When rebasing your branch — either to rebase in master or rewrite history — the branch will be diverging from the remote, if you’ve pushed it already. So you need to force push next time (git push -f).

Commit message templates

I just learned about this a couple of months ago: git supports message templates. Every time you’re committing something from an external editor (not from the command line), you can use a pre-written template. The template I stole from the post linked below reminds me of the “Because”. Why are you even doing this commit? Any business purpose, or is it tech?

[one line-summary of changes]

Because:
- [relevant context]
- [why you decided to change things]
- [reason you're doing it now]

This commit:
- [does X]
- [does Y]
- [does Z]

Read more about setting this template up.

Rebasing

See this guide from the git docs: “Rebasing”.

For instance:

git checkout my-feature-branch
# ...do work
# ...changes have been made in remote master
# fetch/pull latest master
git rebase master

This will re-apply your commits in the feature branch on top of what’s in master , to make it appear as your branch is branched off of latest commit in master.

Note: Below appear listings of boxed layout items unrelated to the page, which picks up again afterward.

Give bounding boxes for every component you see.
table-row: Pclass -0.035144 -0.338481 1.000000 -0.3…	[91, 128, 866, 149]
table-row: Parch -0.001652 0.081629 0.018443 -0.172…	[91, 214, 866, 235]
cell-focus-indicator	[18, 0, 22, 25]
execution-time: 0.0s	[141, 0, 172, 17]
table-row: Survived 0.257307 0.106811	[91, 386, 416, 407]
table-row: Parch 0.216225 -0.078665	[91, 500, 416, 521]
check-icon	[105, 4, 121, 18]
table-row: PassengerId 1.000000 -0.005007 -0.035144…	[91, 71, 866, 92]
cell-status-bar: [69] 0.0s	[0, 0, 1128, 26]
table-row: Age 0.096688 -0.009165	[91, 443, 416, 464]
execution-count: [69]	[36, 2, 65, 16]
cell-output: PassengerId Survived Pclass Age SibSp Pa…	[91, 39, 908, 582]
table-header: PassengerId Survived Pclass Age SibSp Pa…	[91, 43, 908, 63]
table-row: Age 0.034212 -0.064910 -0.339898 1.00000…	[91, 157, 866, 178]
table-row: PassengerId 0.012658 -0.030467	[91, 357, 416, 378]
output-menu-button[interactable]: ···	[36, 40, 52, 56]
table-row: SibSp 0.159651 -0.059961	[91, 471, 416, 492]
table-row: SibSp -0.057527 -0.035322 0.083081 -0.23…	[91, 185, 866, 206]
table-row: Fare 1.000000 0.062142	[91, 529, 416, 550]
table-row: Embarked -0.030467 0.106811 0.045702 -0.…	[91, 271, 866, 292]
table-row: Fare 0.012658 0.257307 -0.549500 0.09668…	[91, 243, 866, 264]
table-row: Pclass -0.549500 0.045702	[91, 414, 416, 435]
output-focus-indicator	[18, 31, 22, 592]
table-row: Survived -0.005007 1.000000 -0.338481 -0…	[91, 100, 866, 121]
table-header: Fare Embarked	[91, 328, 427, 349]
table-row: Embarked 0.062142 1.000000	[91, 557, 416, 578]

💡Tip: use git fetch origin master:master from your feature branch to fetch latest master without leaving your branch.

There’s a ton of magic things one can do with rebase, please consult the internet or ask coworkers about rebasing strategies.

  • Do rebase master into your feature branch when there are upstream changes in master.
  • Don’t use git merge when including changes from master to your feature branch.

Conflicts

At some point, there will be conflicts when rebasing. You’ll be able to solve them in the same way as when manually solving conflicts when doing git merge. This is all described in the terminal when there’s a conflict. In a nutshell

# Find conflicts in code:
git status
# ..Fix them :)
# Mark as resolved:
git add 
# Continue rebasing
git rebase --continue

Force pushing to collaborative branches

Rewriting history requires you to force push the PR branch. I.e. you need to push with git push -f

The problem with force pushing is that anyone collaborating on the branch will not be able to just git pull. However, git introduced a switch on pull which fixes this:

git pull --rebase

This is essentially a

git fetch origin
git rebase origin/

Squashing commits together

This is nice for when you’ve done a lot of small, work preserving commits (WIPs or just to not lose them) that need to be “beautified” before submitting for review.

See this guide from the git docs: “Rewriting History”.

In a nutshell:

# -i is for "interactive"
# git rebase -i 
# HEAD~
git rebase -i HEAD~5
# or
git rebase -i git-hash^ # ^ is targetting the parent commit

An editor will open with your included commits listed. There’ll be a legend below them describing how to rewrite history. You can drop commits (d), squash together commits (s), and more. You’ll be able to rewrite the commits messages too.

Aftermath

After we introduced some baselines in how we commit and share code, I personally felt much more motivated to keep things neat and tidy (aka. “Broken window syndrome”). Git isn’t just a tool to transport code from your laptop to a server: it’s a super cool tool created to help us collaborate better, and to fix stuff when things go bad (which will happen sometime).

I found myself actually enjoying writing extended paragraphs in my commit messages. It brought back some memories in doing literate programming in CoffeeScript for university lab assignments. The shorter the commit diff, the longer my commit message would be — a funny inverse proportional property!

It also touches me every time I go back and see somebody had put in some effort in the commit message, and documented the process, the Why, and the outcome. It’s like a time machine in your colleagues’ minds, and also in their personal development to become better programmers.